Однако, как бы ни было весело изображать представление в лицах, проблема от этого меньше по размерам не становится: если бы Енчжэ было насрать на Дэхена, он бы сюда не пришел, если бы ему было все равно, он не шпионил бы за ним в клубе – вот только это не любовь, это нормальное человеческое беспокойство за того, кто когда-то был ему близок.
А Дэхен этого не поймет никогда.
Если Енчжэ даст Дэхену понять, что ему по-прежнему не на что рассчитывать – не пройдет и три дня, как Дэхен влезет в какое-нибудь дерьмо похлеще. Если Енчжэ согласится с тем, что его забота о Дэхене основывается на чем-то таком глубоком и личном – во-первых, это будет враньем, во-вторых, тогда от Дэхена ему будет не отделаться.
Держась за ручку двери, Енчжэ не видел абсолютно никакого выхода для себя – разве что сбежать и оставить все как есть, надеясь на то, что Дэхен не совсем еще свихнулся и хоть капля разумного застряла в складках каменной породы в его черепе.
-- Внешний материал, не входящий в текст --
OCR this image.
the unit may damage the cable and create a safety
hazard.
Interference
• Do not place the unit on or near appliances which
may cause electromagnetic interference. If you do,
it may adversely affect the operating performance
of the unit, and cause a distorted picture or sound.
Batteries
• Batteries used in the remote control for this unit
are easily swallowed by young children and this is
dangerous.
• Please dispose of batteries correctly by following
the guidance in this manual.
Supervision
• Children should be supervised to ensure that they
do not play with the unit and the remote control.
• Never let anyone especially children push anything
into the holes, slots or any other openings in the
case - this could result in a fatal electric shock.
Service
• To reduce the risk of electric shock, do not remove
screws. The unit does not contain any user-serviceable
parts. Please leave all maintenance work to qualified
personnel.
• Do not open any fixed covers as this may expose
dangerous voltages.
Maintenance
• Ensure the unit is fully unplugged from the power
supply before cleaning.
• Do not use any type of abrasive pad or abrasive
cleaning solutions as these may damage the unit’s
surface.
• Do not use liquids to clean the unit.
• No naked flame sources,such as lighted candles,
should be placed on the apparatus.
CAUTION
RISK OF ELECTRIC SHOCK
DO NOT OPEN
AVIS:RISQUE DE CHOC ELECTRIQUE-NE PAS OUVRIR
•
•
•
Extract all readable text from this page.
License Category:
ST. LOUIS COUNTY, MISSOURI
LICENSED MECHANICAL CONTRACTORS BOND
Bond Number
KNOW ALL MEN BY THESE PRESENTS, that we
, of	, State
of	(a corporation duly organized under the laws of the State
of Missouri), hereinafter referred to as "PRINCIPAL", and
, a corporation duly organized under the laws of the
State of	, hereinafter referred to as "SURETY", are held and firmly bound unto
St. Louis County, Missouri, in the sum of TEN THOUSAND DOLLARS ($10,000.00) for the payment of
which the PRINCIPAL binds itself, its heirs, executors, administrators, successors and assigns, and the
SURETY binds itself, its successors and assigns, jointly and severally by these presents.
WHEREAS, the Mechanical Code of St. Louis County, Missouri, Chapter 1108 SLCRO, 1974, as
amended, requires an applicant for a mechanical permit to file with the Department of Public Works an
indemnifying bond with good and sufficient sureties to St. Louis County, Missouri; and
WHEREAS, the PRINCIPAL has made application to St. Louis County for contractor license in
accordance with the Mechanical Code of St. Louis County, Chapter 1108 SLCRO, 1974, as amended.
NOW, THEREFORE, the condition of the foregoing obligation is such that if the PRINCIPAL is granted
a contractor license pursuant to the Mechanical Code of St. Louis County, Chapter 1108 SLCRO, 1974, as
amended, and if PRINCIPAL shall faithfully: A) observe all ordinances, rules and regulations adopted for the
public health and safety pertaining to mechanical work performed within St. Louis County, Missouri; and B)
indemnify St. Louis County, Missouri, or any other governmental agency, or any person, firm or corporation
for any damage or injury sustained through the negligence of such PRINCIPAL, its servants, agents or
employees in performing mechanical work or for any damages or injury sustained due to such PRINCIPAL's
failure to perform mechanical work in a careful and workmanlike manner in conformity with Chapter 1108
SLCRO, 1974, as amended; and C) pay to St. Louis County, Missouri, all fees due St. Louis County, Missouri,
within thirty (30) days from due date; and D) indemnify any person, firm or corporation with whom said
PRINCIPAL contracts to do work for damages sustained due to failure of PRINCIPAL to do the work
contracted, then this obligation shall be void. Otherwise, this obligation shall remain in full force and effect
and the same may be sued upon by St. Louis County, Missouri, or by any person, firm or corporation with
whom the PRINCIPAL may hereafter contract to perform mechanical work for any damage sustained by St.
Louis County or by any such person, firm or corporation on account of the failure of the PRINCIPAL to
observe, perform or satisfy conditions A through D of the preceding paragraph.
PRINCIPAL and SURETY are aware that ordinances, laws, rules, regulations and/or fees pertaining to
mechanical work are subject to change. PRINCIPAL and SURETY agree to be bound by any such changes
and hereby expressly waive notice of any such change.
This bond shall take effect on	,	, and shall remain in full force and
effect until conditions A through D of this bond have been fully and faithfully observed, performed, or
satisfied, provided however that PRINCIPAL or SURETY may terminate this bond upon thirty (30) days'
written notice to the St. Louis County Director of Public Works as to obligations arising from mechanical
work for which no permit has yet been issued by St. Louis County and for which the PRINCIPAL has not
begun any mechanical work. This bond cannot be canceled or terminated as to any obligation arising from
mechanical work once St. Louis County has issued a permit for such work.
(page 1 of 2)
Чем дольше Дэхен смотрел на Енчжэ, тем сильнее ненавидел: его за бесхребетный характер, себя за то, что даже сквозь ненависть в нем тухлым огонечком вьется надежда – давай же, нажми на эту ручку, толкни дверь…
«Просто войди внутрь – и я снова буду бегать за тобой по пятам, буду стучать костылями и щенком путаться под ногами. Хоть один раз сделай то, чего тебе хочется, а не то, чего требует от тебя это надоевшее уже чувство долга – помоги мне…»
Но Енчжэ, наконец, решает: снимает руку с двери, в последнем жесте сомнения прикладывает кулак к губам, хмурится – а потом решительно разворачивается к выходу.
Дэхену кажется, что последняя тощая ниточка придуманной надежды, связывавшая его с Енчжэ, оборвалась – и теперь они несутся во вселенной как два шарика из опытов по физике, в противоположные стороны. Он смеется над тем, какое он дерьмо и трус, когда торопливо цокает своими костылями, чтобы спрятаться от Енчжэ за пальмой – бледно-зеленая с рисунком листочков рубашка Енчжэ исчезает на лестнице.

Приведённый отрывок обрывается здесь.